Real question: To what extent does that actually happen? I don’t know.
Perhaps the following addresses your question.
In direct subsidy of teacher pay. I have a general idea of how it works overall.
An estate tax as she is proposing would be collected in all states.
Uh, she wasn’t in Dallas. She was in Houston — you know, in HARRIS County.
Thanks for the link. I’ve just looked at it. It’s pretty amazing. Not only is the plan loony (yes, just take a look at how she plans for it to “work”), it also only uses the estate tax (of unstated but assumed increase) for 10% of the promised increase in teacher salaries. The other 90% will come from the states. Really? What planet is she on? What does she think the Republicans will do with that? I can see it now: “Democratic candidate Harris not only wants to raise your federal taxes, she wants to force your state to raise its taxes, too.” Gee, I wonder why she didn’t put that little factual tidbit in her speech. We are cruzin for a bruzin if we follow that path.

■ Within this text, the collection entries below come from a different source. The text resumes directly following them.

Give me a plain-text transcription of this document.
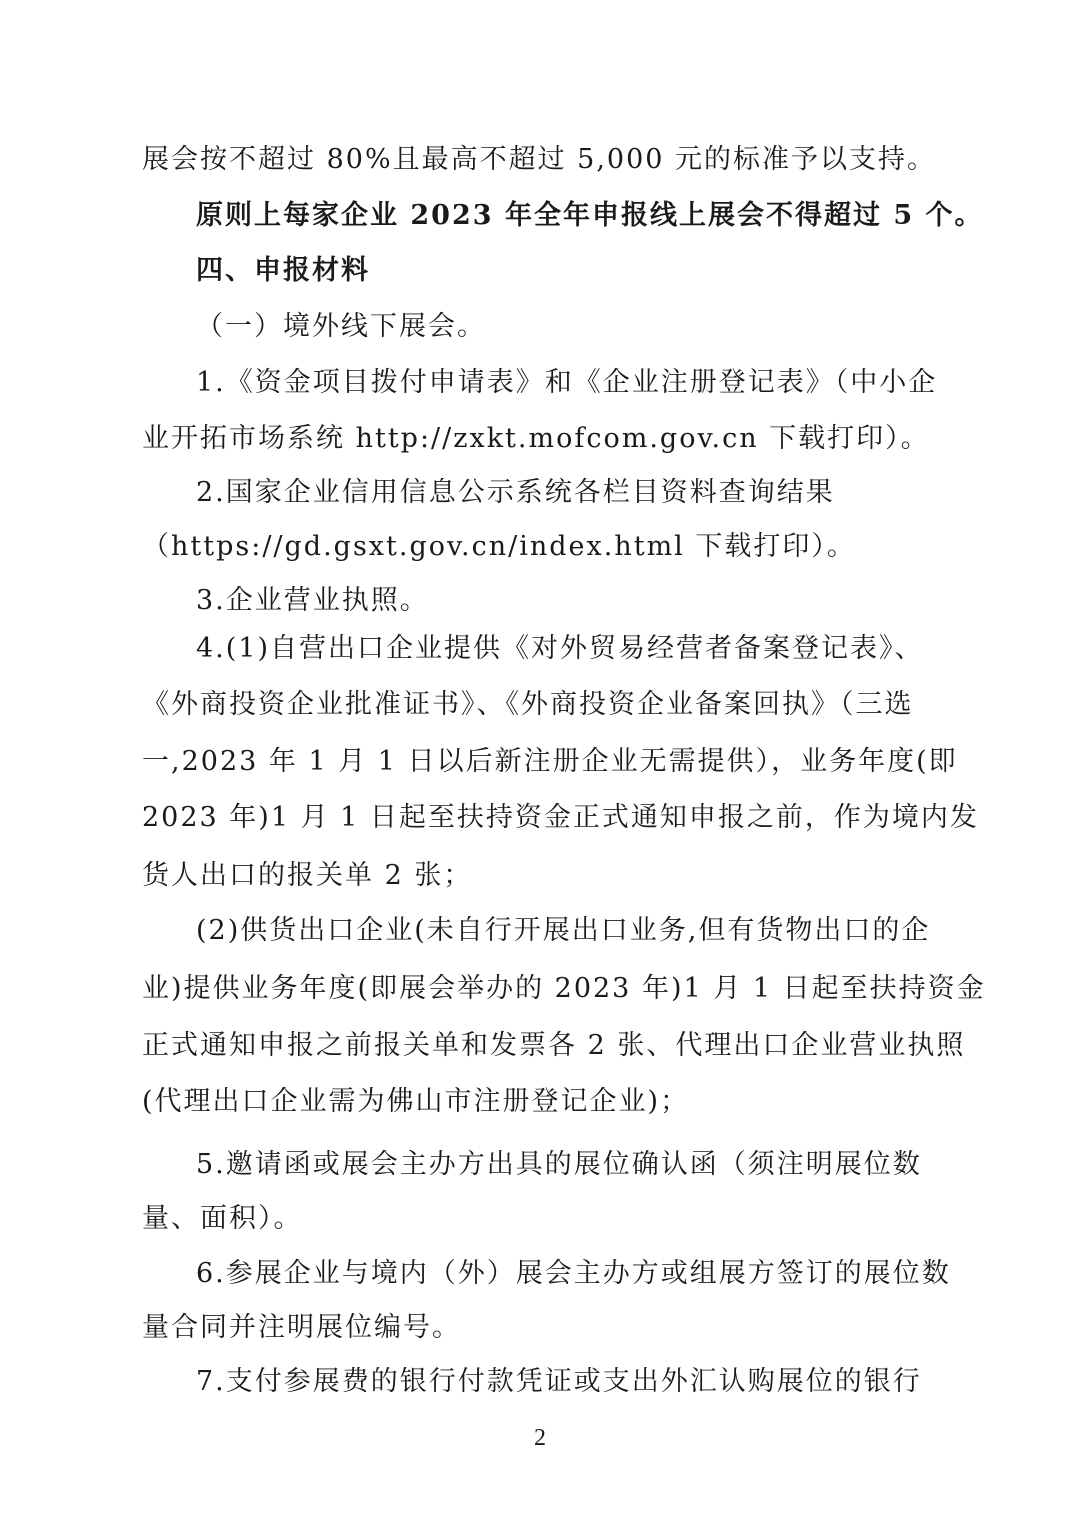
展会按不超过 80%且最高不超过 5,000 元的标准予以支持。
原则上每家企业 2023 年全年申报线上展会不得超过 5 个。
四、申报材料
（一）境外线下展会。
1.《资金项目拨付申请表》和《企业注册登记表》（中小企
业开拓市场系统 http://zxkt.mofcom.gov.cn 下载打印）。
2.国家企业信用信息公示系统各栏目资料查询结果
（https://gd.gsxt.gov.cn/index.html 下载打印）。
3.企业营业执照。
4.(1)自营出口企业提供《对外贸易经营者备案登记表》、
《外商投资企业批准证书》、《外商投资企业备案回执》（三选
一,2023 年 1 月 1 日以后新注册企业无需提供），业务年度(即
2023 年)1 月 1 日起至扶持资金正式通知申报之前，作为境内发
货人出口的报关单 2 张；
(2)供货出口企业(未自行开展出口业务,但有货物出口的企
业)提供业务年度(即展会举办的 2023 年)1 月 1 日起至扶持资金
正式通知申报之前报关单和发票各 2 张、代理出口企业营业执照
(代理出口企业需为佛山市注册登记企业)；
5.邀请函或展会主办方出具的展位确认函（须注明展位数
量、面积）。
6.参展企业与境内（外）展会主办方或组展方签订的展位数
量合同并注明展位编号。
7.支付参展费的银行付款凭证或支出外汇认购展位的银行
2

Number 1: The estate tax comes primarily from Blue States, and their money will subsidize Red states. Number 2: she has enormously low balled the amount necessary to reach her goal. I have discussed that below.
I have come to the point of not really worrying about whether the numbers in democrats’ policy proposals “work”. Republicans have spent generations lying not only about the magnitude but the direction of the changes they’re proposing. Even when they’re in office. Passing appropriations and other bills. Maybe in another generation or two the public discourse may be cleaned up enough that we can worry about the details in a nonpartisan fashion. Maybe.
It happens to a great extent. Approximately 10 states are net donors to the federal government, i.e.: they pay more in federal taxes than their citizens receive in the form of federal spending and benefits. If one were to look at the two extremes, New Jersey gets $0.74 in federal spending for every $1.00 it pays in federal tax whereas Mississippi gets $2.13. AP Fact Check
The greatest recipients of federal spending are about who you would think, high-poverty, low-tax states such as New Mexico, Mississippi, West Virginia, Alabama, etc.
Thanks but for the second time, to make it clear, I’m asking about any form of federal subsidy of teacher pay. That was the OP’s original complaint but if there is such and to what extent it exists I can’t say and can’t be bothered to investigate.
Aha, I lost the nuance of the discussion. AFAIK - it’s nil or close to it. The Dept. of Education’s budget is about $70B and 85% of it goes to higher ed. What local spending there is is focused on programs for low-income students and special needs. There may be some competitive grant programs that indirectly support teacher salaries.
Thanks, that’s what I’d have guessed. I used to be peripherally involved with education in a couple different jobs and never heard of federal money for teachers. Now, I vaguely recall that New Jersey had a program called “equalization” that was meant to narrow teacher pay gaps from district to district—the result of some court order if memory continues to serve. Don’t know if that’s still true or ever was, just a thing I think I remember.
“improved education will eventually make them a little less red.” That seems to be quite a stretch. And if you phrase that way, they will turn the money down.